Javier Fresneda - ArtistaNació: 1982, en Segovia.Una película: «El maestro borracho».Un libro: «Los tipos duros no bailan».Un grupo: Star of the Lid.Dentro de 20 años: «Ufff... espero verme vivo.

 
 

–A sus 28 años, usted ya tiene cierto nombre: ha participado en Just Madrid, la primera feria de arte contemporáneo emergente. Los padres dirían que va por el buen camino.
–Bueno, en mi obra me interesa mostrar momentos dispares –que choquen al que lo observa y que tengan una visión irónica– en lugares naturales.

–¿Hacia dónde va el arte?
–No lo sé. Vivimos un momento paradójico. Cada vez aparecen más propuestas independientes y se crean más espacios estables. Sin embargo los artistas jóvenes...

–¿Están abandonados?
–Yo no diría eso, pero sí que es cierto que las inversiones no se realizan de una manera reflexiva, la verdad es que obedecen a criterios extraños. Y luego está el desamparo laboral.

–¿A qué se refiere?
–Ser artista es muy estimulante, pero también tenemos que asumir y vivir en la realidad. Parece que vamos por libre y, claro, luego no podemos acceder a los subsidios de desempleo. Creo que tenemos que evolucionar y proyectar a la sociedad que somos artistas, sí, pero también profesionales.

–Acaba de celebrarse Arco, ¿qué le sugiere?
–Supongo que cada feria de arte cumple con su cometido y ésta, por ser la más consolidada, es quizá la que aporte los valores más seguros. Pero hay otros espacios como Just Madrid que la complementan con otras miradas.

–Se va a marchar a México para investigar, también ha estado en Berlín... Tengo la sensación de que un artista español tiene que triunfar antes en el extranjero para consagrarse aquí.
–Sí, existe un cierto favoritismo hacia los artistas que ya han tenido éxito en el extranjero. No lo veo mal, pero creo que falta mimar y tener en cuenta el potencial artístico que existe en España sin necesidad de que nos lo digan desde fuera.
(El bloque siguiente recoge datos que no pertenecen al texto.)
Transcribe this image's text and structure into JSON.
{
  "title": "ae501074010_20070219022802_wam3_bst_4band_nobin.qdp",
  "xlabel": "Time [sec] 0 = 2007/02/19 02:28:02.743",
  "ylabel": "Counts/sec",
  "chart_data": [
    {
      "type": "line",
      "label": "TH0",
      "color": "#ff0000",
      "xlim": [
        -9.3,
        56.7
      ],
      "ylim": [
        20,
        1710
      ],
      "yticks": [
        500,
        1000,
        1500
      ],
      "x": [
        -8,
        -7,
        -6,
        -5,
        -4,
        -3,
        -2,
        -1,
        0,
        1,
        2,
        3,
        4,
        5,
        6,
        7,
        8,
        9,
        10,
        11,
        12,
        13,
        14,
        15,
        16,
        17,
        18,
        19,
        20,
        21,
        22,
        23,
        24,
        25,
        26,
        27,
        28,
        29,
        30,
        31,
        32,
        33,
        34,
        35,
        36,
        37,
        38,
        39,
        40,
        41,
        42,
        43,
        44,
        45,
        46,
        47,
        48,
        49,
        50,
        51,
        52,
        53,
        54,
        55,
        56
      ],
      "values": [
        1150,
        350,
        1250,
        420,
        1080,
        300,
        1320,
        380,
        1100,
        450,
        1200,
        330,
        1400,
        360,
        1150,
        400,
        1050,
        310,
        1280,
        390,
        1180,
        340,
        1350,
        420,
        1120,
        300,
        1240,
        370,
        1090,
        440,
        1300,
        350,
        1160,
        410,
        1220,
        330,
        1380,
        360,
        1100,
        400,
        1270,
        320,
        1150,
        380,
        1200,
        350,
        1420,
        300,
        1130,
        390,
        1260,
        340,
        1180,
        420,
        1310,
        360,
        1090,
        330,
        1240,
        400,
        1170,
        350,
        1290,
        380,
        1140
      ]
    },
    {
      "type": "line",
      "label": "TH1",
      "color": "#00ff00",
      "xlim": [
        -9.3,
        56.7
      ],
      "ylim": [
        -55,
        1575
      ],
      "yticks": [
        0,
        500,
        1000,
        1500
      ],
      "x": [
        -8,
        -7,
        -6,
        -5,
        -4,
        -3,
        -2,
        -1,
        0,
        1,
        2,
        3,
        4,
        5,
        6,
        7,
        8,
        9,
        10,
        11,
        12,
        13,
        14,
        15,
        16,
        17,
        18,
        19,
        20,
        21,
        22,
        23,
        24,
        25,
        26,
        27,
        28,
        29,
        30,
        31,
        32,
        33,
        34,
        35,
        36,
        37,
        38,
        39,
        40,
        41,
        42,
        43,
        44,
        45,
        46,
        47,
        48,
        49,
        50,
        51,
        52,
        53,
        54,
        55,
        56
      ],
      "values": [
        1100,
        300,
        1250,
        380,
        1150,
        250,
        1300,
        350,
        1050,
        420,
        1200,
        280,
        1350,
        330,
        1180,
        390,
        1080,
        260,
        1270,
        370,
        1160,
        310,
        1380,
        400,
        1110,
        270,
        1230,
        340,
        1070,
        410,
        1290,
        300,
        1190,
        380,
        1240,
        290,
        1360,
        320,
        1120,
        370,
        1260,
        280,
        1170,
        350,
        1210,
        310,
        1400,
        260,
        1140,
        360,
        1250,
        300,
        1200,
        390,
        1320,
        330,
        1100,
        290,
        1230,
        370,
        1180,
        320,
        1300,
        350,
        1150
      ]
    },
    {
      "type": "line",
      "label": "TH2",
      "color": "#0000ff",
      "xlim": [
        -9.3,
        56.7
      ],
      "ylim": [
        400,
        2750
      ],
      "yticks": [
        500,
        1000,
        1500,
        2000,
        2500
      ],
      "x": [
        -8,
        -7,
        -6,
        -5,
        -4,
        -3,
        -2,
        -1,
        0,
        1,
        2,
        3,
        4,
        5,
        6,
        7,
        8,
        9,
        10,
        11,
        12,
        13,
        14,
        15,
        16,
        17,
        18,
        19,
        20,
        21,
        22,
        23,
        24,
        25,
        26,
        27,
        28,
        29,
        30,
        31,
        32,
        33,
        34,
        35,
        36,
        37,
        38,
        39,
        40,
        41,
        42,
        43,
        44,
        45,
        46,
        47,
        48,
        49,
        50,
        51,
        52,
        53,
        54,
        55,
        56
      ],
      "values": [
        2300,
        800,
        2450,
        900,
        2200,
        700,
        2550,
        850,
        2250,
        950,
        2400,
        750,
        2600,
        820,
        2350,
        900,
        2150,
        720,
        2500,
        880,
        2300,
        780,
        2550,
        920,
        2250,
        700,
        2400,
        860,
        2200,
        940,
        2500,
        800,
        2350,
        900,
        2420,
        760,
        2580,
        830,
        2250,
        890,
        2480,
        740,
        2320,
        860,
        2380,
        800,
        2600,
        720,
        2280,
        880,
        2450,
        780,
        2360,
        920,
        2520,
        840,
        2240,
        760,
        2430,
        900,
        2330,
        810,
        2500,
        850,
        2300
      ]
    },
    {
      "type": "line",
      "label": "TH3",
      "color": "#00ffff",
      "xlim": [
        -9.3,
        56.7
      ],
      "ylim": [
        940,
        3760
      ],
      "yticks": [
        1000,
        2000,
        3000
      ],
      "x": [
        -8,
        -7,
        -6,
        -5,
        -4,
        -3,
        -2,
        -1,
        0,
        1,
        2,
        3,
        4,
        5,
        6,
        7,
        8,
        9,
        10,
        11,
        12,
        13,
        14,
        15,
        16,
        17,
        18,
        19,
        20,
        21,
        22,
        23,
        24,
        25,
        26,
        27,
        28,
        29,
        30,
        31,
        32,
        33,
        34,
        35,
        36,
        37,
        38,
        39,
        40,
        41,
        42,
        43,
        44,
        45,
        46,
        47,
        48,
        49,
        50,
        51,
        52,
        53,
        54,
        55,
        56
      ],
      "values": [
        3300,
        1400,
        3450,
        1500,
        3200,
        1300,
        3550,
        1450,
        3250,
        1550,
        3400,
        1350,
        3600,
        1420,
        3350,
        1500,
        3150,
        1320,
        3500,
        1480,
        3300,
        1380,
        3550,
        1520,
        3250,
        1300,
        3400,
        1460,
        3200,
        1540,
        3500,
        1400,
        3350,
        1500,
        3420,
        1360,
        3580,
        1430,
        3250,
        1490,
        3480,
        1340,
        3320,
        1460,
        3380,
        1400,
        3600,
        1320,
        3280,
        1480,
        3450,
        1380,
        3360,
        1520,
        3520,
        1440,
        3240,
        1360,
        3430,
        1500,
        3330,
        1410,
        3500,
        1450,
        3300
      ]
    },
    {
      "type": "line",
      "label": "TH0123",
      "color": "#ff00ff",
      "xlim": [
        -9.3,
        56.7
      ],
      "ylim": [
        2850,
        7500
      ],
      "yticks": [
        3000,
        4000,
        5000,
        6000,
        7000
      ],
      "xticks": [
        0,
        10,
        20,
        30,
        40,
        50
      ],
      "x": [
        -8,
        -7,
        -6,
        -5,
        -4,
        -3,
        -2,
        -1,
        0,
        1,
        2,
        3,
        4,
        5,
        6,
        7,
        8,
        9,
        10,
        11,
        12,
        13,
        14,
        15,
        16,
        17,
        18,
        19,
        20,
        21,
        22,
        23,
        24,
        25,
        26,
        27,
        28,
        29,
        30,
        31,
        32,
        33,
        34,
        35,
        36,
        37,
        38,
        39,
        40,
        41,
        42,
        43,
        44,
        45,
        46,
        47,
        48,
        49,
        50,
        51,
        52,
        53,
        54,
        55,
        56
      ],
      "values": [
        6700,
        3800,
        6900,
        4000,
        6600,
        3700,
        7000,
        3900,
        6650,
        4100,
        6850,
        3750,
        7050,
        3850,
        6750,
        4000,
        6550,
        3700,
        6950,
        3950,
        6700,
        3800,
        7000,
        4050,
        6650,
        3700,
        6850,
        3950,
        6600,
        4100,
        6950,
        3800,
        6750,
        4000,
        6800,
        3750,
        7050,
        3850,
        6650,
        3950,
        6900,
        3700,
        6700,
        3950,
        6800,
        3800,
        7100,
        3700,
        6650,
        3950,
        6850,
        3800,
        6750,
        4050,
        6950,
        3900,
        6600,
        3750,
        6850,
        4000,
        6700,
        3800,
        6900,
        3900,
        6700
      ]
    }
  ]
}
–La crisis nunca es buena para el arte, ¿o sí?
–De momento yo no percibo una catarsis. Sí que se nota un recorte por parte de las instituciones, falta saber cuál será el comportamiento de los coleccionistas. Creo que artísticamente la crisis debería ser una motivación.

–¿Existe una cultura de la crisis?
–Cambia hábitos. Ha crecido el interés por las cooperativas, generar las redes de confianza en las que puedas trabajar, los bancos de tiempo, se intercambian habilidades... Volvemos a la época del trueque. No son buenos tiempos para ser ultraindividualista.

–¿Qué actitud tienen los jóvenes ante la política?
–Creo que pesa más la desconfianza que el descrédito. En todo caso es una responsabilidad compartida entre el político y los partidos políticos y los votantes que los sustentan. Sinceramente, tengo la sensación de que somos muy poco exigentes con nuestros políticos.